The technical indicators of the Forex market do not take information from the air; they are all based on some of the markets parameters and the appropriate calculation methods. Each indicator is calculated according to its own rules and there is no need to describe them all. In this article I will try to describe only the actual Forex market parameters that can fully describe the technical side of the Forex trading.
- Trend — a direction of the price movement. Forex market can be in some kind of trend or go sideways.
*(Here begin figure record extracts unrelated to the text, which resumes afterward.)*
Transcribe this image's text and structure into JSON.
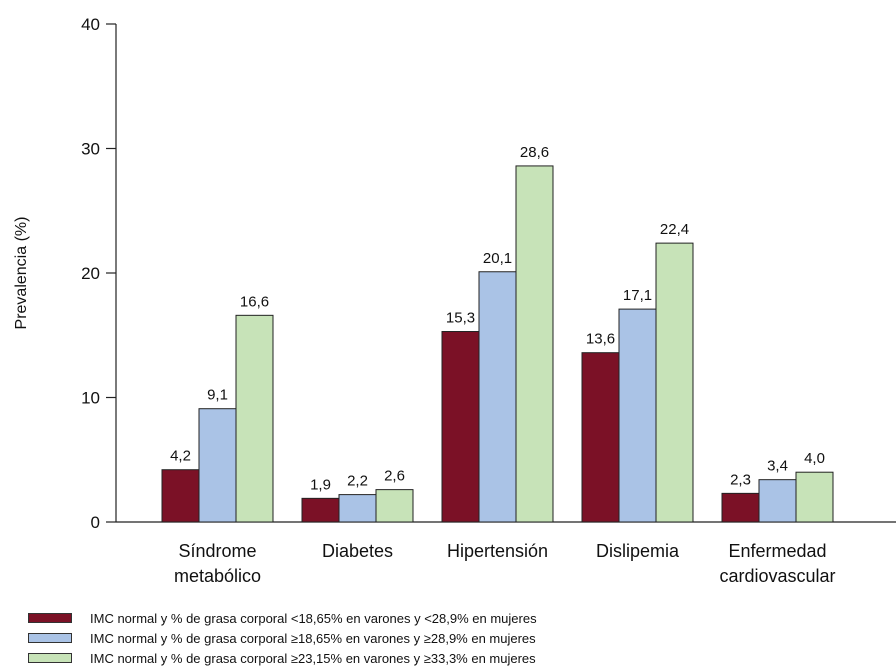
{
  "chart_data": {
    "type": "bar",
    "ylabel": "Prevalencia (%)",
    "ylim": [
      0,
      40
    ],
    "yticks": [
      "0",
      "10",
      "20",
      "30",
      "40"
    ],
    "categories": [
      [
        "Síndrome",
        "metabólico"
      ],
      [
        "Diabetes"
      ],
      [
        "Hipertensión"
      ],
      [
        "Dislipemia"
      ],
      [
        "Enfermedad",
        "cardiovascular"
      ]
    ],
    "series": [
      {
        "name": "IMC normal y % de grasa corporal <18,65% en varones y <28,9% en mujeres",
        "color": "#7b1126",
        "values": [
          4.2,
          1.9,
          15.3,
          13.6,
          2.3
        ],
        "labels": [
          "4,2",
          "1,9",
          "15,3",
          "13,6",
          "2,3"
        ]
      },
      {
        "name": "IMC normal y % de grasa corporal ≥18,65% en varones y ≥28,9% en mujeres",
        "color": "#aac3e6",
        "values": [
          9.1,
          2.2,
          20.1,
          17.1,
          3.4
        ],
        "labels": [
          "9,1",
          "2,2",
          "20,1",
          "17,1",
          "3,4"
        ]
      },
      {
        "name": "IMC normal y % de grasa corporal ≥23,15% en varones y ≥33,3% en mujeres",
        "color": "#c7e3b8",
        "values": [
          16.6,
          2.6,
          28.6,
          22.4,
          4.0
        ],
        "labels": [
          "16,6",
          "2,6",
          "28,6",
          "22,4",
          "4,0"
        ]
      }
    ],
    "grid": false,
    "legend_position": "bottom"
  }
}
The trend itself can be measured by its direction, starting/ending point, ranges and the inner volatility.
- Volatility — a statistical measure of the number of the price changes over a certain period of time.
- Momentum — a measure of price movement strength in a term of pips per tick.
- Cyclicity — it is hard to measure, but it still exists in the financial markets (and in Forex too) and describes the cyclical nature of some price movement.
- Volume — the number of the transactions (price changes for Forex) in a given amount of time.
- Support and resistance levels — they can be hard to spot, but Forex market generally bounces off of them or breaks them with a significant price action.
- Traders expectations — they cannot be seen from charts, but they are the part of the technical picture of the market. Stop and limit orders are the important parameters of the market that should be taken seriously.
Some technical indicators use only one or two of these parameters; very few of the standard MetaTrader 4 indicators use more than two technical parameters. And I do not know any indicators that are based on cyclicity or traders’ positions.